The project goal is to recognize captcha images with use of conv net. For network creation and trainning Tensorflow library was used.
Project is a playground for testing different architectures, training techniques, activation functions and optimizers.
Each image has 57x300 dim, but while loading it is padded with 0 to 64x304. It is better size for further processing by conv net.
The image label is simply file name.
Captchas' words has differnet lengts, starting from 3 chars up to 20. In order to have fixed vector size the labels were encoded as fixed size vectors. We assume that label contains max 20 characters, each character could be '0...9A...Za...z_' char 0 has an index 0 char A has an index 10 etc.
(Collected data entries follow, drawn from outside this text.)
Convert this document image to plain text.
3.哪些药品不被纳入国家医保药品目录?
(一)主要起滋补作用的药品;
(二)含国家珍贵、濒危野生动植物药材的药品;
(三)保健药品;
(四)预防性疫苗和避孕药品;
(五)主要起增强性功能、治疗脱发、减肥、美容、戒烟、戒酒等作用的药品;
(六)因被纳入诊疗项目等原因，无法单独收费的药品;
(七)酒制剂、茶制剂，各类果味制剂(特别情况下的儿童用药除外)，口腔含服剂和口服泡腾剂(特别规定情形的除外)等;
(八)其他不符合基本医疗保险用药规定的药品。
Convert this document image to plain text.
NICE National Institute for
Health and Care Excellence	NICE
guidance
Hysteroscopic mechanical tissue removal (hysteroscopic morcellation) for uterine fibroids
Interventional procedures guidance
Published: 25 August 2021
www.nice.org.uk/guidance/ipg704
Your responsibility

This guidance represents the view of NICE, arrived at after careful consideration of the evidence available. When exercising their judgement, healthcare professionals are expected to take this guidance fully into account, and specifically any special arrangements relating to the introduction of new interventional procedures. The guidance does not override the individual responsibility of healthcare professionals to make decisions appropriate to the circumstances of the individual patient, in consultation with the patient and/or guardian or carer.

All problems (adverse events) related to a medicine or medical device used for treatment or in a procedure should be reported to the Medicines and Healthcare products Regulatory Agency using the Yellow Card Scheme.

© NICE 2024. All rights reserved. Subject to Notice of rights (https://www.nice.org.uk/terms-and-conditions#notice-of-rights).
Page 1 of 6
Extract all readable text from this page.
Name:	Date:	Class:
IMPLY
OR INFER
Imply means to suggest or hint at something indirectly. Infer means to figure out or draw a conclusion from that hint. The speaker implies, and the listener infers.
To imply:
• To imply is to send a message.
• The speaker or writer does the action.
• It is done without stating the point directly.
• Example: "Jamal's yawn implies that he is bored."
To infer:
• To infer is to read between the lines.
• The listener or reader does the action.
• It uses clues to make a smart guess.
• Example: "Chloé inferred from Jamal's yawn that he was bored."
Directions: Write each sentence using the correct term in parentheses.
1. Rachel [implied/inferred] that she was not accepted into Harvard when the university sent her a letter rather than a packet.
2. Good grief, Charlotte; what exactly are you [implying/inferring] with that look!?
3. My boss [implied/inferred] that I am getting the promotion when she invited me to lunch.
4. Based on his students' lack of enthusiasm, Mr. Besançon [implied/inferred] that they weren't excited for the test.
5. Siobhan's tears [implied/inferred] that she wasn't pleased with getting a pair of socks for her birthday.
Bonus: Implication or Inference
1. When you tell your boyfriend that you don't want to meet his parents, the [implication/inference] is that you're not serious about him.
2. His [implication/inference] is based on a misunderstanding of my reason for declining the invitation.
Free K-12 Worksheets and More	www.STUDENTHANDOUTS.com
The vector contains only 0 and 1, each char position in word is encoded by 63 continous vector positions, index 0 encodes occurence of char '0' at firs postion, index 63 encodes occurence of char '0' at second position in the word
eg. word = 'at' looks like
vec[36]=1 vec[118]=1
because, at first position we have char 'a' so vec[0:9]=0 it is reserved for digits vec[10:35] is reserved for big latin letters vec[36:61] is reserved for small latin letters, firs in alphabet is 'a' so it is at 36 position vec[62] - reserved for '_'
character at second place 't' vec[63:72] - digits vec[73:98] - big letters vec[99:124] - small letters, 't' is 19 letter in alphabet so 99+19=118 vec[125] - '_'
The network is 6 layer Convolutional network:
- 3x3 conv - 1-> 32 (filter depth)
- 3x3 conv - 32-> 32
- max pool
- dropout
- 3x3 conv - 32-> 64 (filter depth)
- 3x3 conv - 64-> 64
- max pool
- dropout
- 3x3 conv - 64-> 64 (filter depth)
- max pool
- dropout
- fully connected 1024
- output - 20*63 (20 positions times 63 different chars )